We recognize that federalizing the security force is a contentious issue. POGO believes that the same goals can be accomplished through far more vigorous federal oversight, along with upgraded training, compensation, and authority granted to security forces.
Currently, security guards who are risking their lives are among the lowest compensated employees at many plants. Pay scales and first responder benefits for security forces, including life and disability insurance, should be commensurate with those accorded to local police and fire departments. We cannot expect our security guards to give their all when we do not fairly provide for them in the event that they are injured while performing this dangerous and important job. Also, people working at nuclear power plants, including NRC and utility employees as well as contractor and subcontractor employees, should be given whistleblower protections. In the current climate of fear and whistleblower retaliation, it has been our experience that people have been deterred from coming forward with important information that could help fix security problems. The Paul Revere Act, introduced in the House, and soon to be introduced in the Senate, would strengthen whistleblower rights and extend them to federal contractor employees.
We applaud the introduction of Senate Bill 1586 that recognizes that security forces do not have enough authority to carry out their mission. Currently, guards are prohibited from using deadly force unless an intruder wields a gun, or they feel their life or the life of someone else is in danger, in accordance with state law. In other words, if an attacker jumps over the fence with a backpack and runs towards the reactor building or spent fuel pool, the guard can only attempt to chase down the attacker.
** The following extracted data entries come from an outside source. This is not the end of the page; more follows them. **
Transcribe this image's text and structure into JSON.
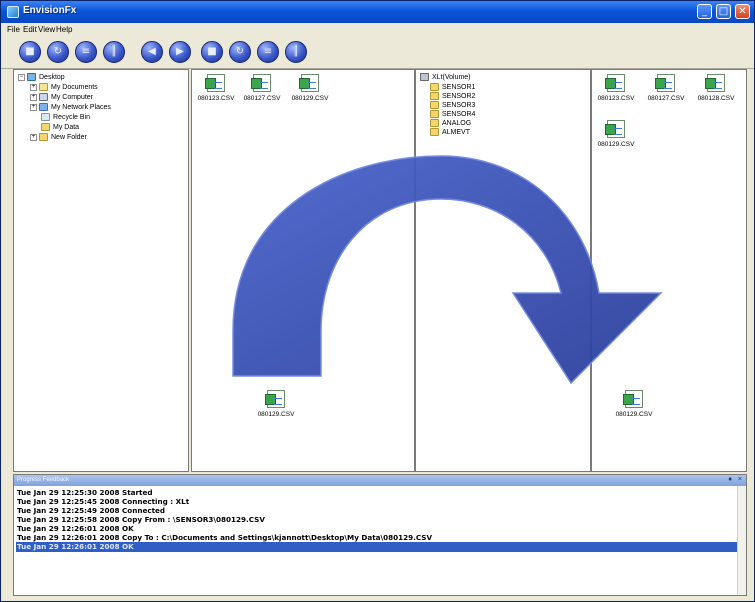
{
  "window": {
    "title": "EnvisionFx",
    "controls": {
      "minimize": "_",
      "maximize": "□",
      "close": "✕"
    }
  },
  "menu": {
    "file": "File",
    "edit": "Edit",
    "view": "View",
    "help": "Help"
  },
  "toolbar": {
    "buttons": [
      {
        "icon": "stop-icon"
      },
      {
        "icon": "refresh-icon"
      },
      {
        "icon": "list-icon"
      },
      {
        "icon": "columns-icon"
      },
      {
        "icon": "back-icon"
      },
      {
        "icon": "forward-icon"
      },
      {
        "icon": "stop-icon"
      },
      {
        "icon": "refresh-icon"
      },
      {
        "icon": "list-icon"
      },
      {
        "icon": "columns-icon"
      }
    ]
  },
  "left_tree": {
    "items": [
      {
        "label": "Desktop",
        "icon": "desktop-icon",
        "expander": "−"
      },
      {
        "label": "My Documents",
        "icon": "folder-icon",
        "expander": "+"
      },
      {
        "label": "My Computer",
        "icon": "computer-icon",
        "expander": "+"
      },
      {
        "label": "My Network Places",
        "icon": "network-icon",
        "expander": "+"
      },
      {
        "label": "Recycle Bin",
        "icon": "recycle-bin-icon",
        "expander": ""
      },
      {
        "label": "My Data",
        "icon": "folder-icon",
        "expander": ""
      },
      {
        "label": "New Folder",
        "icon": "folder-icon",
        "expander": "+"
      }
    ]
  },
  "left_files": {
    "items": [
      "080123.CSV",
      "080127.CSV",
      "080129.CSV"
    ],
    "copied": "080129.CSV"
  },
  "right_tree": {
    "items": [
      {
        "label": "XLt(Volume)",
        "icon": "drive-icon"
      },
      {
        "label": "SENSOR1",
        "icon": "folder-icon"
      },
      {
        "label": "SENSOR2",
        "icon": "folder-icon"
      },
      {
        "label": "SENSOR3",
        "icon": "folder-icon"
      },
      {
        "label": "SENSOR4",
        "icon": "folder-icon"
      },
      {
        "label": "ANALOG",
        "icon": "folder-icon"
      },
      {
        "label": "ALMEVT",
        "icon": "folder-icon"
      }
    ]
  },
  "right_files": {
    "items": [
      "080123.CSV",
      "080127.CSV",
      "080128.CSV",
      "080129.CSV"
    ],
    "copied": "080129.CSV"
  },
  "feedback": {
    "title": "Progress Feedback",
    "pin": "♦",
    "close": "×",
    "lines": [
      "Tue Jan 29 12:25:30 2008 Started",
      "Tue Jan 29 12:25:45 2008 Connecting : XLt",
      "Tue Jan 29 12:25:49 2008 Connected",
      "Tue Jan 29 12:25:58 2008 Copy From : \\SENSOR3\\080129.CSV",
      "Tue Jan 29 12:26:01 2008 OK",
      "Tue Jan 29 12:26:01 2008 Copy To   : C:\\Documents and Settings\\kjannott\\Desktop\\My Data\\080129.CSV",
      "Tue Jan 29 12:26:01 2008 OK"
    ]
  },
  "colors": {
    "arrow": "#3d52b8",
    "selection": "#2f5fc4",
    "titlebar": "#0b55d8"
  }
}
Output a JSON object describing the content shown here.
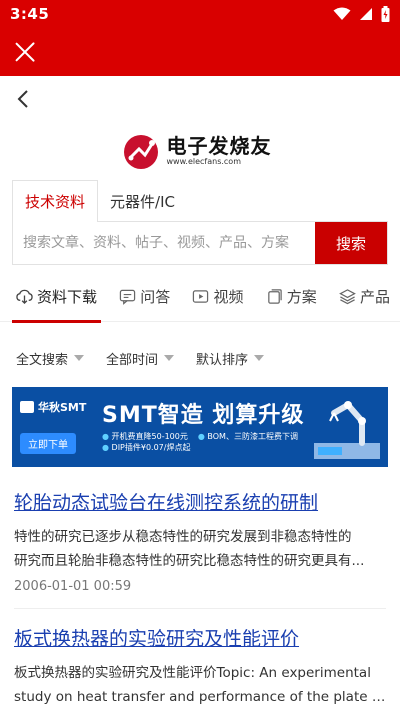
{
  "status": {
    "time": "3:45"
  },
  "logo": {
    "cn": "电子发烧友",
    "en": "www.elecfans.com"
  },
  "search": {
    "tabs": [
      "技术资料",
      "元器件/IC"
    ],
    "placeholder": "搜索文章、资料、帖子、视频、产品、方案",
    "button": "搜索"
  },
  "categories": [
    {
      "label": "资料下载",
      "icon": "cloud-download-icon"
    },
    {
      "label": "问答",
      "icon": "chat-icon"
    },
    {
      "label": "视频",
      "icon": "video-icon"
    },
    {
      "label": "方案",
      "icon": "copy-icon"
    },
    {
      "label": "产品",
      "icon": "layers-icon"
    }
  ],
  "filters": [
    "全文搜索",
    "全部时间",
    "默认排序"
  ],
  "banner": {
    "brand": "华秋SMT",
    "headline": "SMT智造 划算升级",
    "cta": "立即下单",
    "bullets": [
      "开机费直降50-100元",
      "BOM、三防漆工程费下调",
      "DIP插件¥0.07/焊点起"
    ]
  },
  "articles": [
    {
      "title": "轮胎动态试验台在线测控系统的研制",
      "desc1": "特性的研究已逐步从稳态特性的研究发展到非稳态特性的",
      "desc2": "研究而且轮胎非稳态特性的研究比稳态特性的研究更具有...",
      "date": "2006-01-01 00:59"
    },
    {
      "title": "板式换热器的实验研究及性能评价",
      "desc1": "板式换热器的实验研究及性能评价Topic: An experimental",
      "desc2": "study on heat transfer and performance of the plate heat..."
    }
  ],
  "colors": {
    "brand_red": "#d90000",
    "link_blue": "#1a3fb0"
  }
}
We have been told of an instance when an NRC inspector observed a guard follow a mock terrorist during a force-on-force drill as he destroyed critical target sets in the reactor complex. When asked why he wasn=t doing anything to stop him, the guard explained that he didn=t have the authority to shoot an intruder who was only destroying property. The NRC has been trying to resolve this conflict for years. This legislation must remedy this obvious failure.
Local law enforcement and first responders should also be given clearance to receive safeguard information so they can better coordinate emergency response plans. Currently, local law enforcement and first responders, in many cases, do not have adequate familiarity with the layout of critical areas of the plant that is necessary to respond to an emergency.
If there is any expanded role for the federal government, it should be providing independent oversight, rather than management of security. Robust and credible federal oversight is absolutely key to adequate security at both the nuclear power plants and nuclear weapons facilities. POGO has already recommended taking the security oversight function out of DOE, and we strongly recommend the same for NRC. NRC has historically been altogether too compliant with industry=s wishes. For example, recently agreeing to industry=s demands to replace OSRE with industry self-assessments of security was totally irresponsible. History has shown that the critical job of security oversight cannot be adequately performed from within these agencies. Therefore we suggest that a small independent Office of Nuclear Security be created, perhaps housed in the Office of Homeland Security, or perhaps as an independent agency reporting to the Congress and President. Its purpose would be to provide oversight over and test the security of both government and commercial nuclear facilities.
We would be happy to assist you and your staff as you work to refine these pieces of legislation, as well as making some of our inside sources available to you so that you can learn from their first-hand experiences.